The exact value of the standard deviation for a group of numbers is calculated using a complex equation that you are not required to know. Suffice to say that in my pulse rate data above, the mean value is 65 bpm and the standard deviation is 13.2 bpm. Because the standard deviation indicates the spread of data both greater and less than the mean value, it is shown with a 'plus or minus' symbol. Thus, the mean value with the standard deviation is 65 ± 13.2 bpm.
About 68% of all the results occur within one standard deviation of the mean value on the horizontal, x-axis, and this figure is represented by the red areas on both of the graphs in Figure 15). About 95% of the results lie within two standard deviations from the mean (the red plus the green areas on these two graphs), and about 99% of the results lie within three standard deviations of the mean value (the red, green and blue areas).
This information can be used to find out if measurements are unusual or not. For instance, we know that 95% of the measurements should be within 2 standard deviations of the mean value, meaning that only 5% of the results will fall outside of two standard deviations. Because the graph is symmetrical, this 5% includes results that are both larger and smaller than the mean value. If we are only interested in results larger than the mean value, then we can see that only 5 ÷ 2 = 2.5% of results occur outside of the green area to the right of the graph. i.e. only 2.5% of the results would be expected to be more than 2 standard deviations greater than the mean value.

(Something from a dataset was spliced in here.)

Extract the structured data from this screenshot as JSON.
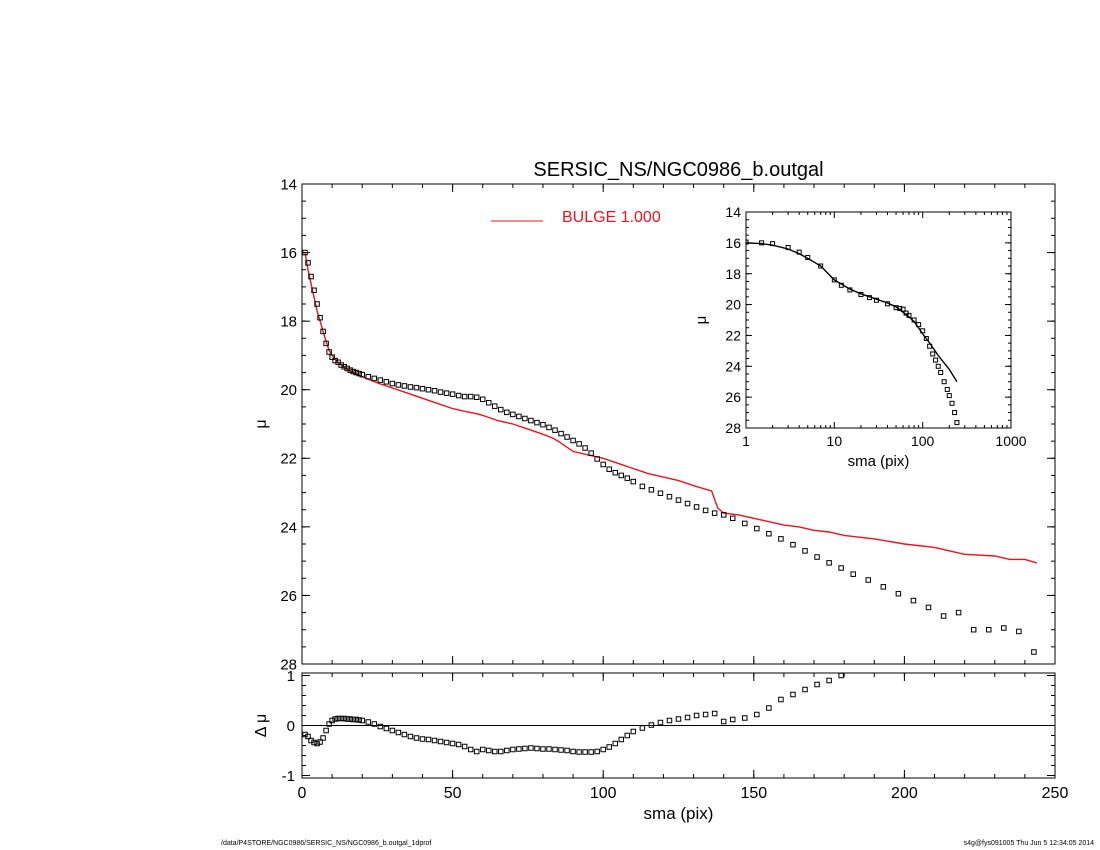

In my pulse rate data, one standard deviation was 13.2 bpm and the mean value was 65 bpm. Therefore a pulse rate two standard deviations larger than the mean would be (13.2 × 2) + 65 = 91.4 bpm. As such, I would expect any pulse rate of 91.4 bpm or above to occur less than 2.5% of the time. If today I measured my pulse rate on 5 occasions and it was above 91 bpm on one occasion then that could happen by chance, but if it was this high on subsequent measurements then I should become increasingly worried, since 2 out of the 5 measurements made (i.e. 40%) were above 91 bpm.